Em ser privilegiado

Ontem recebi um email e foto anexa de Little Dobrin. Ele está aguardando os resultados do exame nacional que ele tomou recentemente. Se suas notas forem boas o suficiente, ele será elegível para a escola secundária.

Little Dobrin frequentou a Academia Sema e foi um dos muitos estudantes que receberam bolsas de estudo da Sociedade Humanista Ética para pagar a mensalidade anual.

Aqui é o que escrevi sobre ele há dez anos:

Conheci Zachary Motari em 1965. Foi assistente de desenvolvimento comunitário. Voltamos para Nova York em 1967 e mantivemos uma correspondência. Em 1975, quando moramos no Quénia novamente, vi Zachary apenas uma vez, já que ele havia sido postado em outra parte do país. Então perdemos o contato, e ele escorregou da minha consciência. Mas durante anos, Zachary manteve uma foto minha em sua casa, e sua filha, Rose, escolheu nomear seu filho depois de mim, um mzungu que ela nunca conheceu.

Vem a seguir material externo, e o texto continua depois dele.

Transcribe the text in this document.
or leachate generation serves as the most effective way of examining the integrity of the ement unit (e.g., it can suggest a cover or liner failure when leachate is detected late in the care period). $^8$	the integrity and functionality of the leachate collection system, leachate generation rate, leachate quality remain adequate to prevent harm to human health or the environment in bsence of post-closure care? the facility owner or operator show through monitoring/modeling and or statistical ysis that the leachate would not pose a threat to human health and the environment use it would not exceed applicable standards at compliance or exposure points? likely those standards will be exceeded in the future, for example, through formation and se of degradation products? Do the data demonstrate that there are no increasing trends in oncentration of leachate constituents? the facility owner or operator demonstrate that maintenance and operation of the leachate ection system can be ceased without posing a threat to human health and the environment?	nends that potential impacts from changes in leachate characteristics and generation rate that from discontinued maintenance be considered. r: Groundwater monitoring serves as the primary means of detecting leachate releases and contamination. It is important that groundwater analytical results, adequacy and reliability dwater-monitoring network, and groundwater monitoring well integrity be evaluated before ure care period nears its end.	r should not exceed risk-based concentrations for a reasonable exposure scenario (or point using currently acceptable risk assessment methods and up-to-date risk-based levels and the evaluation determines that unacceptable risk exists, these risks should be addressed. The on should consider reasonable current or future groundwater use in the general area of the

Eu me sinto chateado quando penso no neto de quatro anos de Zachary, Arthur Dobrin, e estimo as diferenças de privilégio entre nós, uma lacuna tão vasta que posso descrever nossas diferenças sem fim.
Eu tinha mais do que quase todos os africanos que conhecíamos. Tão pouco quanto isso era por padrões americanos, Lyn e eu éramos ricos, além de comparar Kisii. Nós tínhamos um carro em Nova Jersey (um presente dos pais de Lyn). Tínhamos lua de mel na Jamaica (dinheiro com presentes de casamento) e passamos alguns dias nas Bermudas antes de iniciar o treinamento do Peace Corps (economia do trabalho de Lyn como professor substituto). Nós dormimos em um colchão e comemos carne todos os dias.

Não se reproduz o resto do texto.